Surpris en cellule avec un téléphone portable, Moussa (prénom modifié) vient de passer vingt jours à l’isolement complet dans le « mitard » de la plus grande prison d’Europe.

Sept mètres carrés à peine éclairés par la lumière du jour. Un matelas rêche en guise de lit. Pour la toilette, un robinet au-dessus d’un cabinet sans cuvette et une douche dans le couloir tous les trois jours.

Pas de télévision, pas d’activité. Et pour prendre l’air, l’unique heure de promenade autorisée est restreinte à un espace bétonné de 15 mètres carrés, au plafond grillagé. On n’y voit pas le ciel mais on y sent la pluie: le sol est mouillé.

Entre ces murs, Moussa, 20 ans, s’est « effondré », a écrit une psychologue. A l’AFP, il confie avoir « pensé au suicide ».

A peine relâché, le jeune homme doit repasser en commission disciplinaire pour un autre incident: des surveillants l’ont trouvé en possession de cannabis.

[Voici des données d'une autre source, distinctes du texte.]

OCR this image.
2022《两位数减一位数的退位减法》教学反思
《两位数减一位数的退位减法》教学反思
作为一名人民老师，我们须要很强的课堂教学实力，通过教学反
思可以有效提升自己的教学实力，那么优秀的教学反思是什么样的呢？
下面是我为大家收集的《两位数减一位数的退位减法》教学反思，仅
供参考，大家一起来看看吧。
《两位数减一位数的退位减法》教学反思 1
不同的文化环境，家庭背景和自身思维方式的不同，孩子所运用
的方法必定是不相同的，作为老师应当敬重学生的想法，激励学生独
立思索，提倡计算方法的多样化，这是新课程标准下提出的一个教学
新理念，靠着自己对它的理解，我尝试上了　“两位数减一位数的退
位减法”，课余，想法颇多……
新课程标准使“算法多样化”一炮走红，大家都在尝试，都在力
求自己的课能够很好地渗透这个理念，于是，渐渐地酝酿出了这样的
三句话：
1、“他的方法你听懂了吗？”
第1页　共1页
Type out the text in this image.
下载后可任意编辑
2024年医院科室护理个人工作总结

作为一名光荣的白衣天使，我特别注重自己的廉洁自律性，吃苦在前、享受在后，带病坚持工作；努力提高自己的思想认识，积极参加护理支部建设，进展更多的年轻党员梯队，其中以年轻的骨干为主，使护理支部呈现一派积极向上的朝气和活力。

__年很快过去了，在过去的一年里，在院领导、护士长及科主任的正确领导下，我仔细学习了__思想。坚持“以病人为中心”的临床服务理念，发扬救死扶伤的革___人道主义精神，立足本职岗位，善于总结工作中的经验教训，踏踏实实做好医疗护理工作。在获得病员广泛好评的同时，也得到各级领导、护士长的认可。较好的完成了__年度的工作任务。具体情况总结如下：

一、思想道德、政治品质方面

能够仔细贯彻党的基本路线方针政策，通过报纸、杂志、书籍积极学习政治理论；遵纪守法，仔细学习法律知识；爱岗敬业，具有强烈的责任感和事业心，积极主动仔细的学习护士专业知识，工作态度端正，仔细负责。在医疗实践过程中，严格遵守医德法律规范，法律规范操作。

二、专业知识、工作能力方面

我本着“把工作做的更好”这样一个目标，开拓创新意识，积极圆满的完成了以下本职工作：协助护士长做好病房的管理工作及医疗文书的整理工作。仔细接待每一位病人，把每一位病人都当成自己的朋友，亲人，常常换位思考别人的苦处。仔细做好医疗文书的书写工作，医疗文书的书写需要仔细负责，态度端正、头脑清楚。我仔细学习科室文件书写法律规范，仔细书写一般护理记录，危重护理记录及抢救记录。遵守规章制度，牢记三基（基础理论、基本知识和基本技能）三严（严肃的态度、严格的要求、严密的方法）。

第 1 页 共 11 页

« Il faut que je le persuade de rester calme lors de la commission, sinon ils vont le remettre au QD (quartier disciplinaire) », prévient l’officier Manon Blosse avant d’ouvrir la porte de la salle d’entretien.

– « Du charabia » –

A peine installé, le jeune homme, escorté de trois agents, s’emporte: « Comment voulez-vous que je ne pense pas qu’on s’acharne sur moi ? »

Oui, il fume du cannabis, « comme tout le monde en prison, pour passer le temps ». Oui, il avait un téléphone portable, « pour s’informer d’une décision dans ma procédure, pas pour trafiquer ».

Il tremble du haut de son mètre quatre-vingt-dix.

Son passage au « mitard » a ébranlé le peu de confiance qu’il pouvait encore avoir en l’établissement. Il remet tout en cause, y compris son placement à l’Unité pour détenus violents (UDV) de Fleury-Mérogis.

Pendant six mois, lui et une poignée d’autres prisonniers considérés comme particulièrement agressifs y sont isolés et suivis au plus près. Objectif: faire baisser leur niveau de violence avant de les réintégrer parmi les autres détenus.

Moussa y a été affecté après avoir agressé un autre prisonnier.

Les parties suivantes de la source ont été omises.